1. Terminator 2: Judgement Day
Your number one film of 1991 is Terminator 2: Judgement Day. Schwarzenegger always said he'd be back, and when he made good on that promise, he made good BIG time! The sequel to the 1984 film Terminator saw the star reunite with director James Cameron and followed Sarah Connor (Linda Hamilton) and her ten-year-old son John (Edward Furlong) as they are pursued by a new, more advanced Terminator: the liquid metal, shapeshifting T-1000 (Robert Patrick), sent back in time to kill John and prevent him from becoming the leader of the human resistance. A second, less-advanced Terminator (Schwarzenegger) is also sent back in time by the "Resistance" to protect John.

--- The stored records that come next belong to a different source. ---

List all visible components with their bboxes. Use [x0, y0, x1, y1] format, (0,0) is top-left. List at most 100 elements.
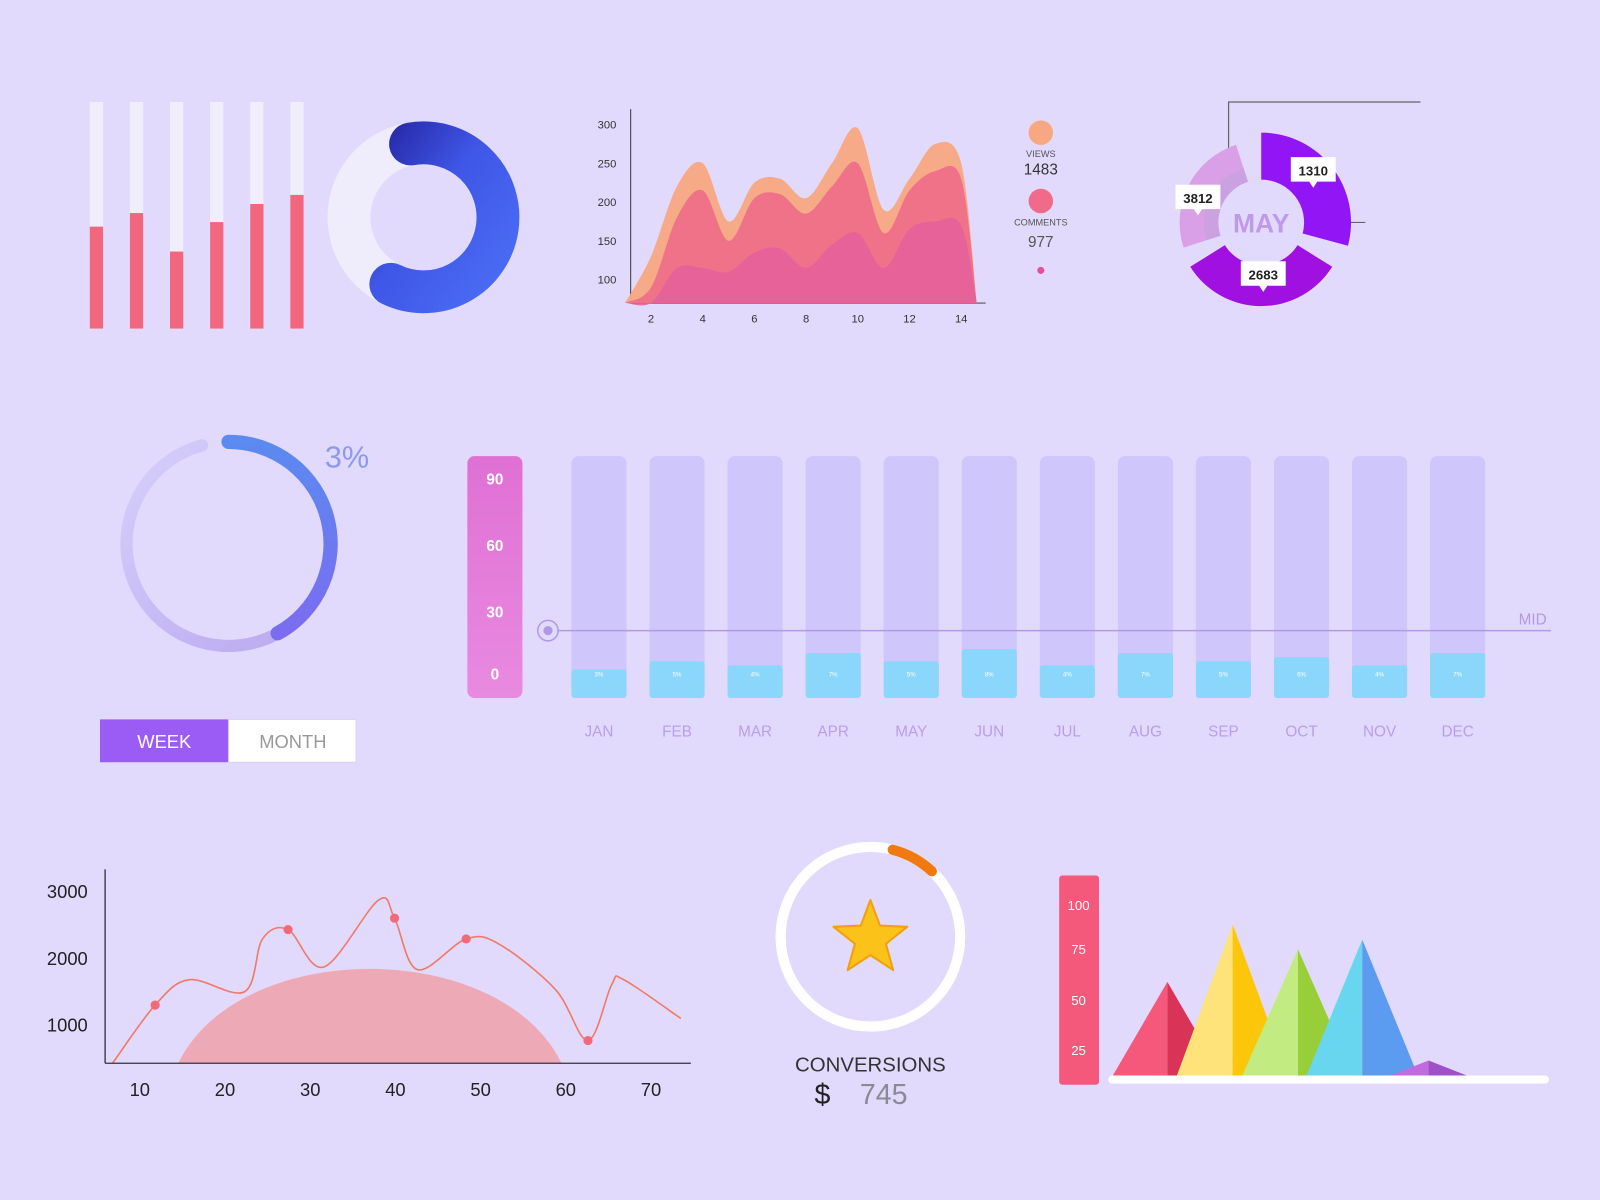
month-bar-fill — [805, 653, 861, 698]
bar-fill — [129, 213, 144, 329]
month-bar-track — [571, 456, 627, 698]
month-bar-fill — [883, 661, 939, 698]
y-tick-label: 1000 — [47, 1015, 88, 1036]
mid-label: MID — [1519, 611, 1547, 628]
data-point-marker — [283, 924, 293, 935]
conversions-currency: $ — [815, 1079, 831, 1111]
month-bar-value-label: 7% — [1141, 672, 1150, 679]
month-bar-fill — [961, 648, 1017, 698]
views-comments-area-chart: 2 4 6 8 10 12 14 100 150 200 250 300 VIEWS 1483 COM… — [598, 109, 1068, 325]
y-tick-label: 100 — [1068, 898, 1090, 913]
month-bar-fill — [1195, 661, 1252, 698]
month-bar-fill — [727, 665, 783, 698]
data-point-marker — [150, 1000, 160, 1010]
month-label: NOV — [1363, 724, 1397, 741]
month-bar-track — [1273, 456, 1330, 698]
month-bar-value-label: 5% — [1219, 672, 1228, 679]
legend-comments-dot — [1028, 188, 1054, 214]
x-tick-label: 4 — [700, 313, 706, 325]
month-bar-fill — [1117, 653, 1173, 698]
x-tick-label: 50 — [470, 1079, 490, 1100]
area-fill — [178, 968, 562, 1064]
area-series-3 — [625, 217, 977, 306]
y-tick-label: 30 — [486, 604, 503, 621]
x-tick-label: 6 — [751, 313, 757, 325]
month-bar-track — [883, 456, 939, 698]
pyramid-right-face — [1428, 1060, 1470, 1077]
month-bar-value-label: 7% — [829, 672, 838, 679]
y-tick-label: 100 — [598, 275, 617, 287]
bar-fill — [170, 251, 184, 329]
pyramid-chart: 100 75 50 25 — [1059, 875, 1549, 1085]
month-bar-track — [1430, 456, 1486, 698]
month-bar-track — [1195, 456, 1252, 698]
legend-views-dot — [1028, 120, 1054, 145]
x-tick-label: 14 — [955, 313, 967, 325]
y-tick-label: 90 — [486, 472, 503, 489]
legend-views-value: 1483 — [1024, 161, 1058, 178]
value-callout-label: 3812 — [1183, 191, 1212, 206]
y-tick-label: 0 — [491, 667, 500, 684]
month-bar-track — [1117, 456, 1173, 698]
bar-fill — [250, 203, 264, 329]
conversions-value: 745 — [860, 1079, 908, 1111]
y-axis-pill — [467, 456, 523, 698]
mid-line-handle-dot — [543, 626, 553, 636]
donut-segment — [1261, 132, 1352, 246]
month-bar-value-label: 3% — [595, 672, 604, 679]
month-label: FEB — [662, 724, 692, 741]
leader-line — [1227, 101, 1421, 164]
month-bar-fill — [1430, 653, 1486, 698]
month-bar-value-label: 7% — [1453, 672, 1462, 679]
data-point-marker — [583, 1035, 593, 1046]
y-tick-label: 200 — [598, 197, 617, 209]
month-bar-value-label: 4% — [751, 672, 760, 679]
month-bar-value-label: 4% — [1375, 672, 1384, 679]
x-tick-label: 2 — [648, 313, 654, 325]
month-label: SEP — [1208, 724, 1239, 741]
y-tick-label: 50 — [1071, 993, 1086, 1008]
y-axis-pill — [1059, 875, 1099, 1085]
conversions-widget: CONVERSIONS $ 745 — [775, 841, 966, 1111]
value-callout — [1175, 184, 1221, 216]
conversions-ring — [775, 841, 966, 1032]
x-tick-label: 12 — [903, 313, 915, 325]
y-tick-label: 60 — [486, 538, 503, 555]
blue-progress-donut — [327, 121, 520, 314]
month-button[interactable] — [228, 718, 357, 763]
pyramid-baseline — [1108, 1075, 1549, 1084]
month-bar-track — [805, 456, 861, 698]
progress-bars-chart — [89, 102, 304, 329]
x-tick-label: 30 — [300, 1079, 320, 1100]
y-tick-label: 150 — [598, 236, 617, 248]
month-bar-track — [1352, 456, 1408, 698]
monthly-bar-chart: 90 60 30 0 3% JAN 5% FEB 4% MAR 7% APR 5% MAY 8% JUN 4%… — [467, 456, 1552, 741]
value-callout-label: 1310 — [1299, 164, 1328, 179]
data-point-marker — [389, 913, 400, 923]
month-label: JUN — [974, 724, 1004, 741]
mid-line-handle[interactable] — [536, 619, 559, 642]
week-month-toggle: WEEK MONTH — [100, 718, 357, 763]
donut-progress-arc — [369, 121, 520, 314]
ring-progress-arc — [221, 434, 338, 641]
week-button[interactable] — [100, 719, 229, 763]
pyramid-left-face — [1112, 981, 1168, 1077]
legend-comments-label: COMMENTS — [1014, 218, 1068, 228]
month-bar-fill — [571, 669, 627, 698]
donut-segment-inner — [1204, 168, 1248, 241]
y-tick-label: 2000 — [47, 948, 88, 969]
month-label: APR — [817, 724, 848, 741]
month-label: DEC — [1442, 724, 1474, 741]
month-bar-value-label: 6% — [1297, 672, 1306, 679]
pyramid-right-face — [1362, 939, 1419, 1077]
legend-views-label: VIEWS — [1026, 149, 1056, 159]
month-bar-fill — [1039, 665, 1095, 698]
month-bar-value-label: 4% — [1063, 672, 1072, 679]
star-icon — [832, 898, 909, 972]
x-tick-label: 40 — [385, 1079, 405, 1100]
x-tick-label: 70 — [641, 1079, 661, 1100]
value-callout — [1290, 157, 1336, 188]
month-button-label: MONTH — [259, 731, 326, 752]
value-callout — [1240, 261, 1286, 292]
x-tick-label: 60 — [556, 1079, 576, 1100]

A critical success upon its release, with praise going towards the performances of its cast, the action scenes, and its visual effects, Terminator 2: Judgement Day is widely regarded as superior to the original film and one of the best sequels ever made. The film influenced popular culture, especially through the use of its groundbreaking visual effects, and grossed a massive $520 million worldwide, against an approximate $100 million budget - making it the most expensive film produced at the time.

Not only is Terminator 2: Judgement Day the highest-grossing film of 1991 it is also the highest-grossing of Schwarzenegger's career. It went on to receive several accolades, including Academy Awards for Best Sound Effects Editing, Best Sound, Best Makeup, and Best Visual Effects, and the Hugo Award for Best Dramatic Presentation - Long Form. And of course spawned a multitude of lessor received sequels, prequels and alternates - but let's not go there today.

And there you have it, the ten highest grossing movies of 1991. How many of them did you go and see at the cinema? And which was your favourite?